Whatever the purpose of these cavities, the truth is that this walk is very pleasant and appropriate for any time of the year, because it runs between beautiful groves.
Trail of Las Salinas de Poza de la Sal (Burgos)
Located on the outskirts of Poza de la Sal in Burgos, these abandoned salt washes have been restored so that tourists know part of the region’s history.
The trail of Las Salinas de Poza de la Sal is approximately 6 kilometers, beginning in the neighborhood of Los Corrales, to ascend to the largest diapire in Europe, with a height of 410 meters, passing through the Warehouse of La Magdalena to reach to the Poza Castle. From there, you can take some excellent photos of the town and the region of La Bureba.
The complete route can be traveled in 2 hours, with a medium-low difficulty, but it is not recommended to deviate from the path since in the surroundings there are wells and salt mines in ruins that can put you in a bind.

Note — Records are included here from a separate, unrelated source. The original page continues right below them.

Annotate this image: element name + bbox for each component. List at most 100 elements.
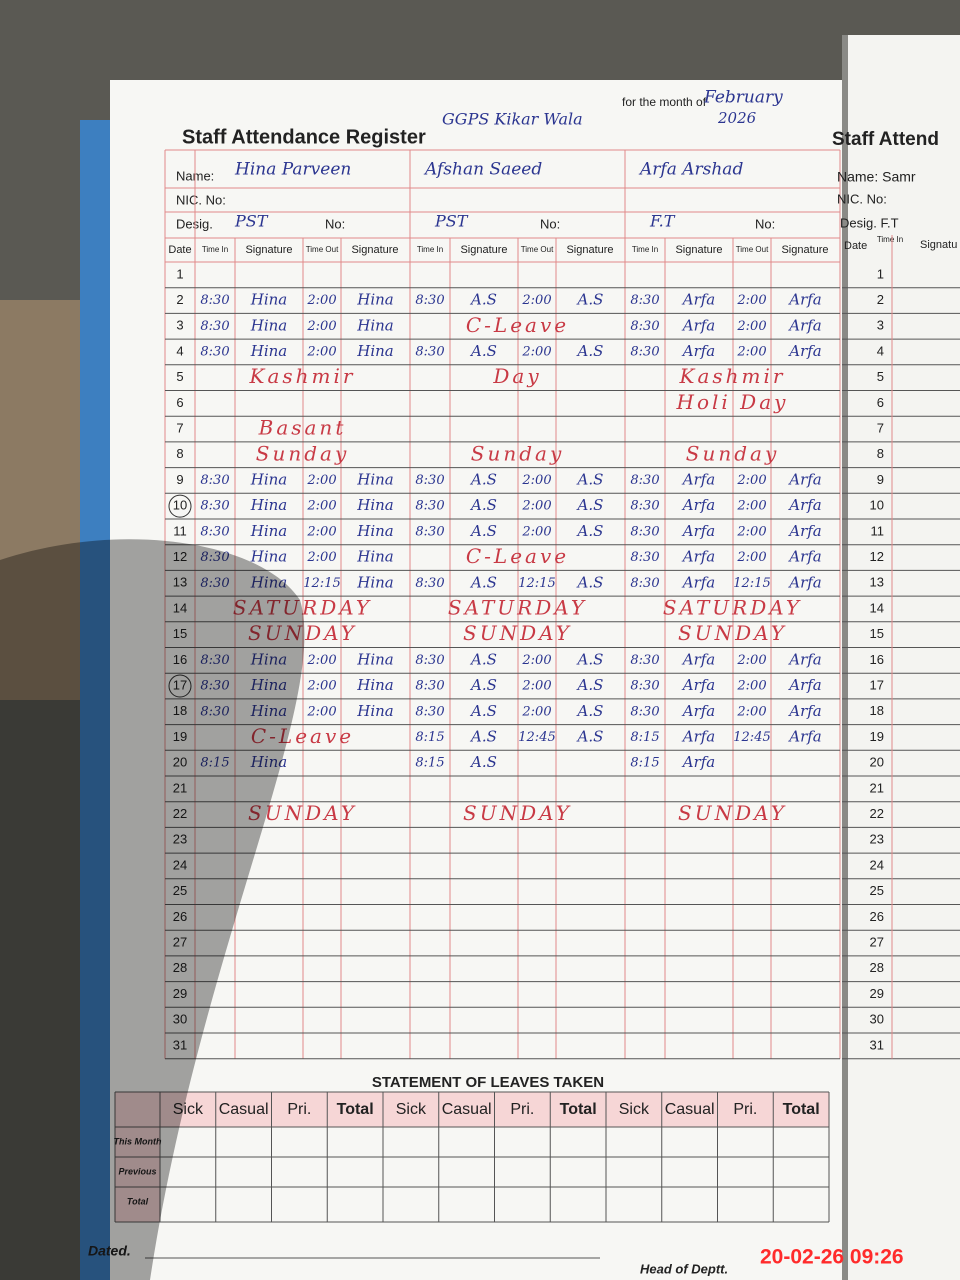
signature: Hina: [250, 496, 287, 514]
signature: Hina: [356, 291, 393, 309]
signature: A.S: [469, 342, 497, 360]
time: 2:00: [736, 319, 766, 334]
next-date: 28: [870, 960, 884, 975]
signature: Arfa: [681, 753, 716, 771]
time: 8:30: [415, 344, 444, 359]
staff-no-label: No:: [325, 216, 345, 231]
signature: Arfa: [787, 676, 822, 694]
next-nic: NIC. No:: [837, 191, 887, 206]
next-date: 17: [870, 677, 884, 692]
date: 7: [176, 420, 183, 435]
signature: A.S: [576, 522, 604, 540]
time: 8:15: [630, 756, 659, 771]
annotation: Sunday: [686, 441, 780, 465]
date: 3: [176, 318, 183, 333]
time: 8:15: [630, 730, 659, 745]
date: 14: [173, 600, 187, 615]
leave-header: Total: [560, 1101, 597, 1118]
signature: Arfa: [787, 573, 822, 591]
time: 8:30: [630, 679, 659, 694]
annotation: Sunday: [471, 441, 565, 465]
time: 2:00: [306, 293, 336, 308]
signature: Hina: [250, 676, 287, 694]
time: 8:15: [415, 756, 444, 771]
time: 2:00: [736, 550, 766, 565]
annotation: Holi Day: [676, 390, 789, 414]
date: 23: [173, 832, 187, 847]
annotation: SUNDAY: [463, 621, 572, 645]
signature: A.S: [576, 650, 604, 668]
signature: A.S: [469, 650, 497, 668]
signature: A.S: [576, 676, 604, 694]
signature: Hina: [356, 573, 393, 591]
annotation: Basant: [258, 416, 347, 440]
next-date: 9: [877, 472, 884, 487]
timestamp: 20-02-26 09:26: [760, 1246, 904, 1269]
next-date: 21: [870, 780, 884, 795]
time: 8:30: [630, 473, 659, 488]
time: 2:00: [736, 293, 766, 308]
signature: Hina: [250, 548, 287, 566]
next-date: 15: [870, 626, 884, 641]
time: 8:30: [200, 524, 229, 539]
signature: Arfa: [681, 522, 716, 540]
table-surface: [0, 300, 90, 700]
next-date: 14: [870, 600, 884, 615]
next-date: 12: [870, 549, 884, 564]
date: 4: [176, 343, 183, 358]
time: 8:30: [415, 524, 444, 539]
signature: Arfa: [787, 316, 822, 334]
month-label: for the month of: [622, 95, 707, 109]
next-date: 25: [870, 883, 884, 898]
time: 12:15: [733, 576, 770, 591]
date: 15: [173, 626, 187, 641]
date: 24: [173, 857, 187, 872]
staff-no-label: No:: [755, 216, 775, 231]
signature: Hina: [356, 702, 393, 720]
time: 2:00: [521, 704, 551, 719]
time-in-header: Time In: [202, 245, 228, 254]
annotation: Day: [492, 364, 541, 388]
signature: Hina: [356, 522, 393, 540]
time: 12:15: [303, 576, 340, 591]
leave-header: Pri.: [733, 1101, 757, 1118]
next-date: 30: [870, 1012, 884, 1027]
date-circle: [168, 494, 192, 518]
signature: Arfa: [787, 470, 822, 488]
signature-header: Signature: [675, 244, 722, 256]
next-date: 26: [870, 909, 884, 924]
signature: Arfa: [787, 727, 822, 745]
date: 9: [176, 472, 183, 487]
signature: A.S: [576, 573, 604, 591]
date: 28: [173, 960, 187, 975]
signature: Hina: [250, 342, 287, 360]
signature: A.S: [576, 291, 604, 309]
signature: A.S: [576, 470, 604, 488]
signature: Arfa: [681, 316, 716, 334]
next-date: 13: [870, 575, 884, 590]
signature: A.S: [469, 470, 497, 488]
signature: Hina: [356, 316, 393, 334]
signature: A.S: [576, 702, 604, 720]
time: 8:30: [200, 293, 229, 308]
signature: Arfa: [787, 650, 822, 668]
leave-header: Total: [783, 1101, 820, 1118]
time: 2:00: [306, 679, 336, 694]
time: 2:00: [521, 524, 551, 539]
date: 18: [173, 703, 187, 718]
register-title: Staff Attendance Register: [182, 126, 426, 148]
time-out-header: Time Out: [736, 245, 769, 254]
annotation: Kashmir: [249, 364, 356, 388]
dated-label: Dated.: [88, 1243, 131, 1259]
time: 8:30: [200, 653, 229, 668]
main-page: [110, 80, 845, 1280]
staff-name: Arfa Arshad: [638, 160, 743, 180]
signature: Arfa: [787, 702, 822, 720]
next-time-in: Time In: [877, 235, 903, 244]
signature: Arfa: [681, 573, 716, 591]
signature-header: Signature: [460, 244, 507, 256]
school-name: GGPS Kikar Wala: [442, 110, 583, 129]
time-out-header: Time Out: [306, 245, 339, 254]
annotation: SUNDAY: [248, 801, 357, 825]
time: 2:00: [521, 499, 551, 514]
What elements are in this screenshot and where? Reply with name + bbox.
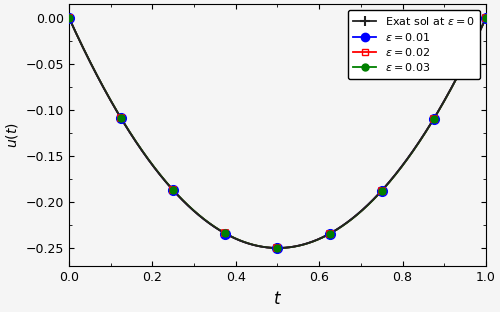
Y-axis label: $u(t)$: $u(t)$ xyxy=(4,122,20,148)
X-axis label: $t$: $t$ xyxy=(273,290,282,308)
Legend: Exat sol at $\varepsilon=0$, $\varepsilon=0.01$, $\varepsilon=0.02$, $\varepsilo: Exat sol at $\varepsilon=0$, $\varepsilo… xyxy=(348,10,480,79)
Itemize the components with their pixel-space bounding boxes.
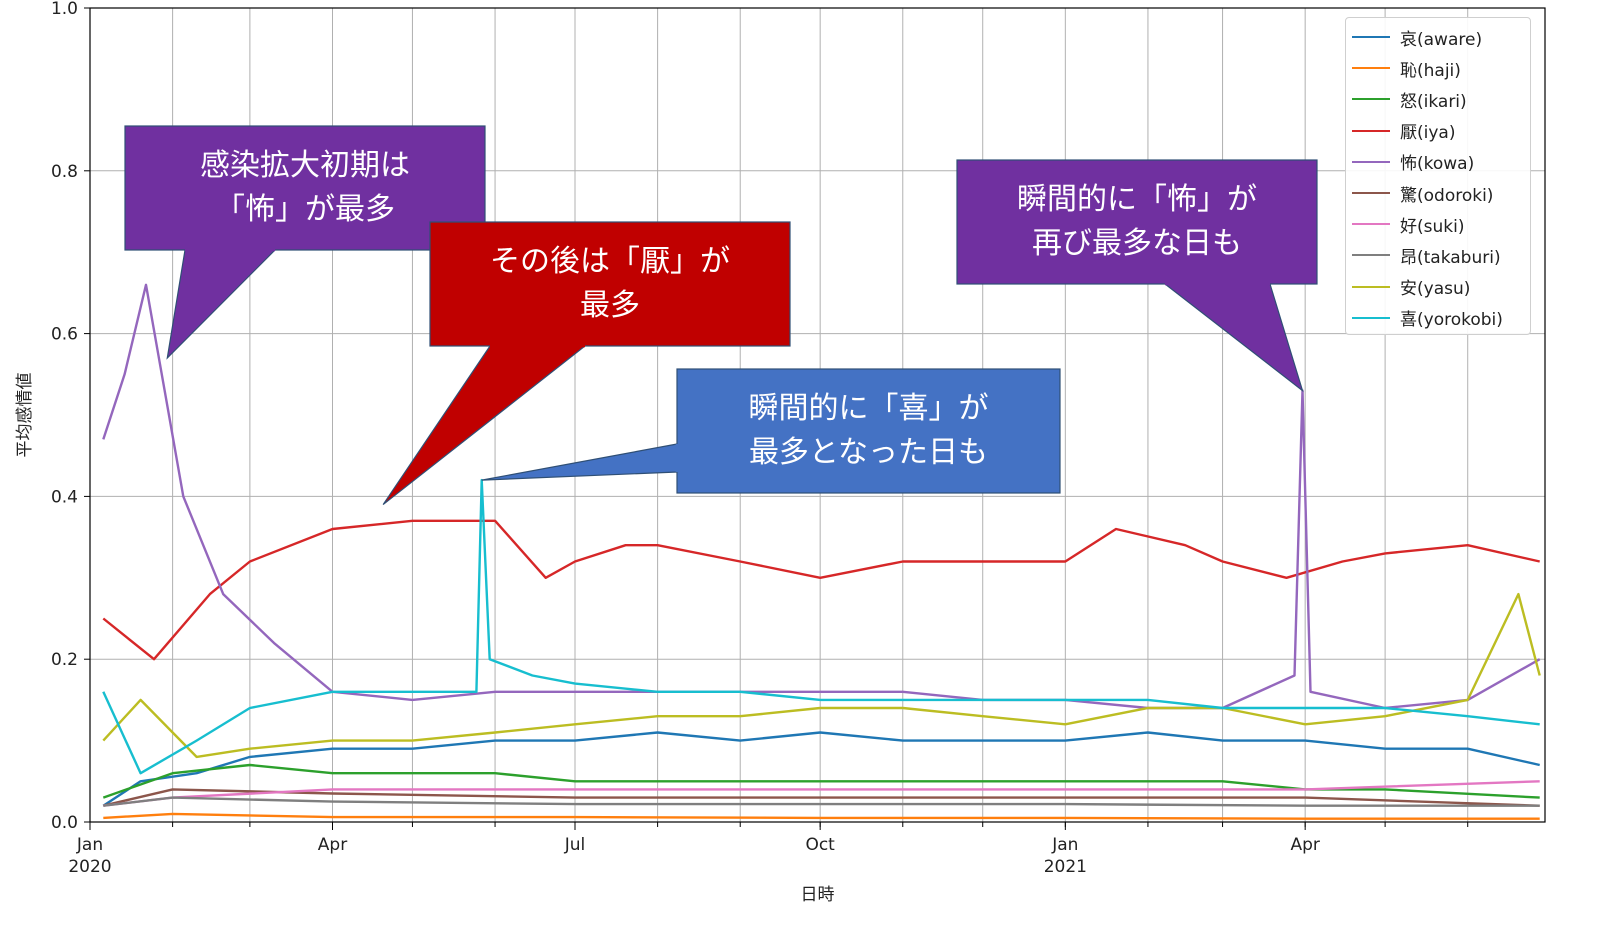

El Roblón de Estalaya (Palencia)
For a pleasant and familiar walk through the Palencia Mountain, we recommend this circular route of approximately 4.5 km. Of low difficulty, it has only 100 meters of slope.
In an hour and a half you can travel it. We leave Cervera de Pisuerga taking the road towards Potes, and after passing the bridge over La Requejada reservoir and leaving Vañes behind we take the road to the right, and after 2 kilometers we reach the starting point of the route.
The attraction, of course, is to reach the legendary Albar oak (Quercus petraea) of Monte de Estalaya, which gives its name to the route. He is also called “The Grandfather”, due to its age, its 12 meters high and its 9.8 meters perimeter. It is estimated that it is about 500 years old and is the oldest of its kind in the entire peninsula.
Of course, this is just a very quick overview of everything that Castilla y León saves for the enjoyment of hiking enthusiasts. If your preferred route is not included in our list, then leave us a comment so that the rest of our community benefits from your knowledge.
Who knows? Maybe one of these days we are on the road, visiting the best hiking trails in Castilla y León.